Given an integer , find the number of 1 bits for every number (in binary form) starting from 0 to that integer.

## Input:

8

## Output:

[0,1,1,2,1,2,2,3,1]

For the number 8 , you need to find the number of 1 bits in the numbers 0,1,2,3,4,5,6,7,8 and store them in an output array in their respective index.

Try out the solution here:

https://leetcode.com/problems/counting-bits/

## Solution:

The below post explains how to find the number of 1 bits in a single integer :

The time complexity for the above algorithm(the optimal one) is O(**logn**).

If you use the above algorithm for each number upto the given integer input n , then it will take O(**nlogn**) time .
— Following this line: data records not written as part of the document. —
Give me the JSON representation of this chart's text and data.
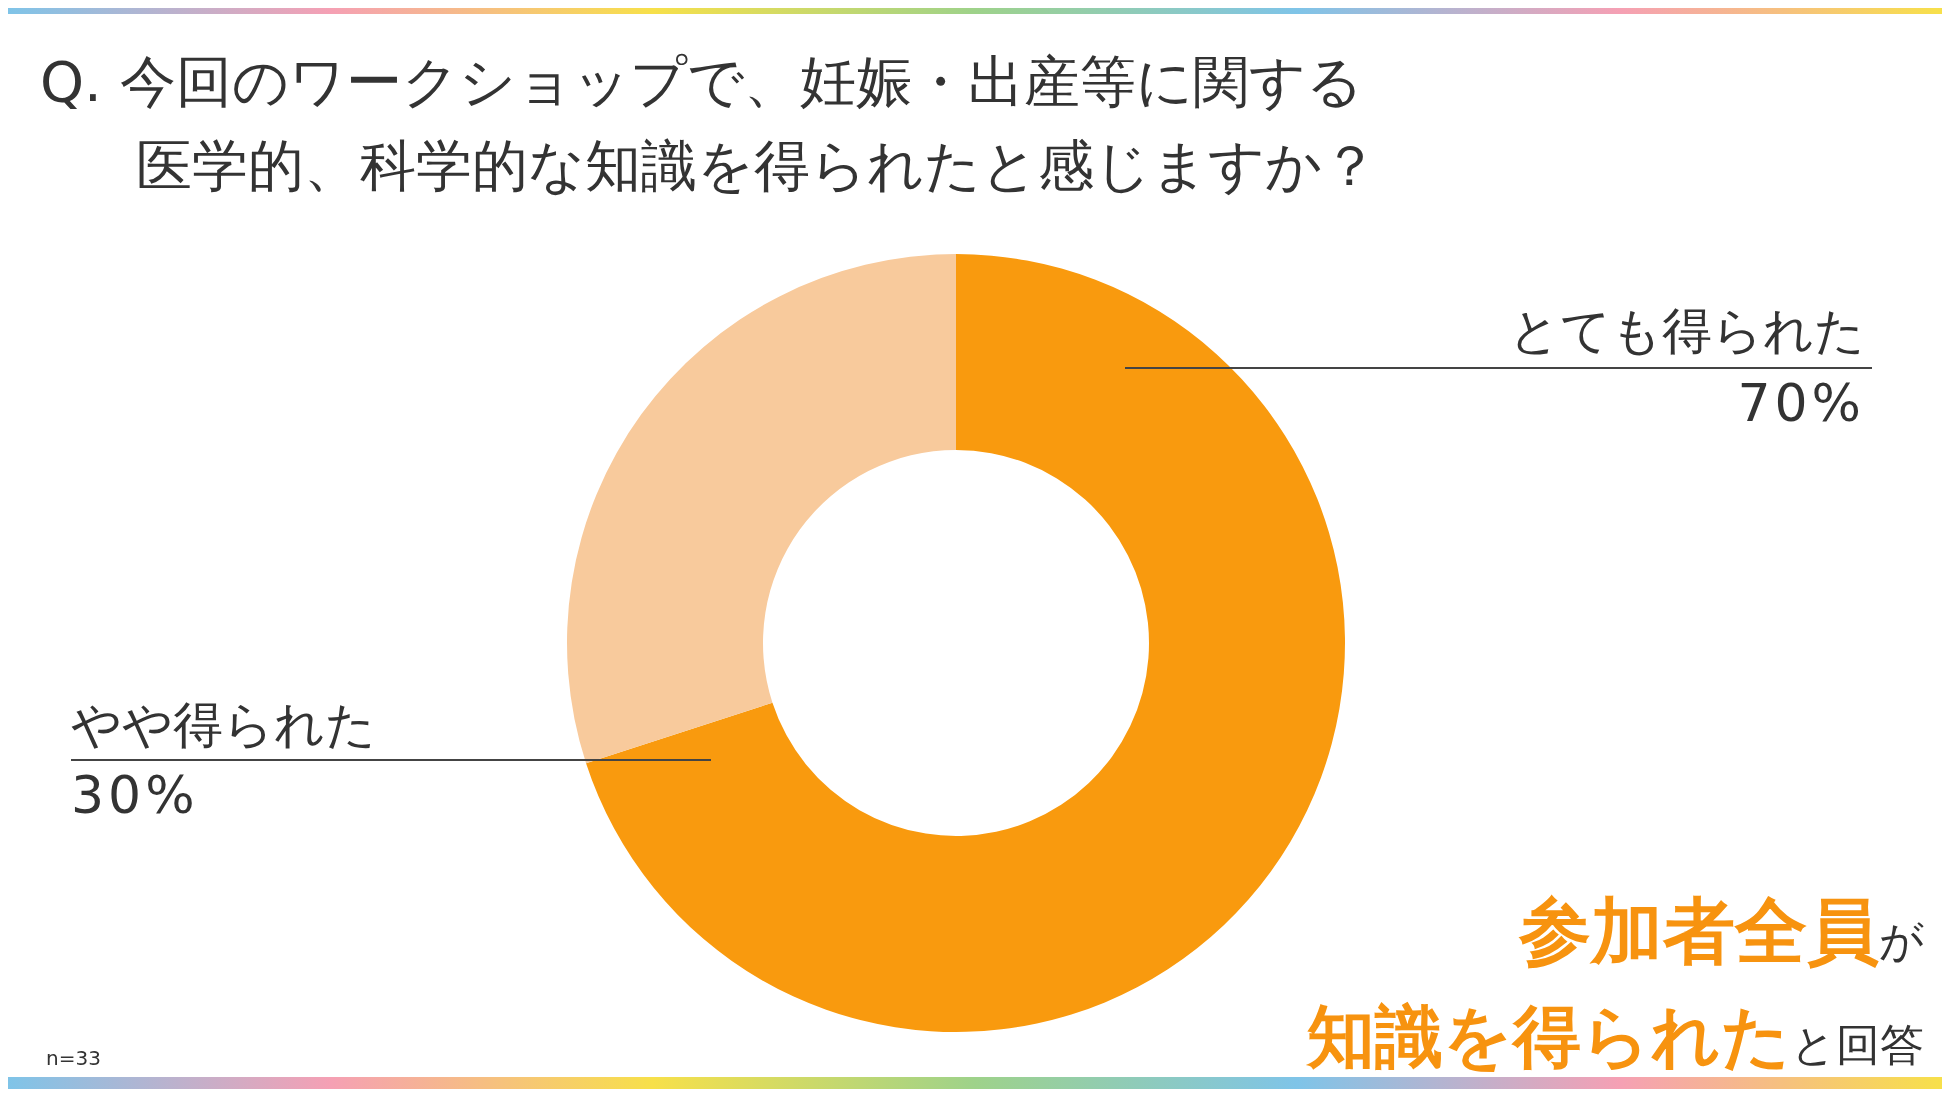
{
  "chart_data": {
    "type": "donut",
    "title": "Q. 今回のワークショップで、妊娠・出産等に関する医学的、科学的な知識を得られたと感じますか？",
    "categories": [
      "とても得られた",
      "やや得られた"
    ],
    "values": [
      70,
      30
    ],
    "value_labels": [
      "70%",
      "30%"
    ],
    "colors": [
      "#f99a0e",
      "#f8ca9c"
    ],
    "annotations": [
      "参加者全員",
      "が",
      "知識を得られた",
      "と回答",
      "n=33"
    ]
  }
}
A better solution exists which takes only O(n) time complexity.

## Hint:

- When you divide a number by 2, it gets right shifted by 1 place and you loose the rightmost bit

## Optimal Solution:

Let’s analyze the above hint:

If you divide a number by 2, it gets right shifted by 1 digit.

So if it is an even number , the last digit will be 0 , so the number of “1 bits” remain the same even after the division.

So ,

Number of 1 bits in a even number = Number of 1 bits in the even number divided by 2.

If it is an odd number , the last digit will be 1 , so on right shifting (dividing by 2) you loose the last “1 bit”. Hence the number of 1 bits in an odd number is one less than the number of 1 bits in an odd number divided by 2.

So,

Number of 1 bits in a odd number = Number of 1 bits in the odd number divided by 2 + 1.

Using these two concepts , you can write an algorithm which finds the solution in a single pass (O(n) time).

Here is the algorithm:

## ALGORITHM:

**STEP1:** Initialize the first element of the output array to 0 (as the number of 1 bits in the element 0 is 0)

**STEP2:** For each element i from number 1 to the given integer n , find the number of 1 bits using the formula:

output[i] = output[i/2] for even numbers

output[i] = output[i/2] + 1 for odd numbers.

This can be represented in a single formula using :

output[i] = output[i/2] + (i%2)

i%2 will return 0 for even numbers and 1 for odd numbers.

**STEP3:** Return the output

## Code:

class Solution { public int[] countBits(int n) { int[] output = new int[n+1]; output[0] = 0; for(int i =1;i<=n;i++){ output[i]=output[i/2]+i%2; } return output; } }

The time complexity of above code is O(n) since we iterate through the for loop upto n times.

Space complexity is O(n) for the output array.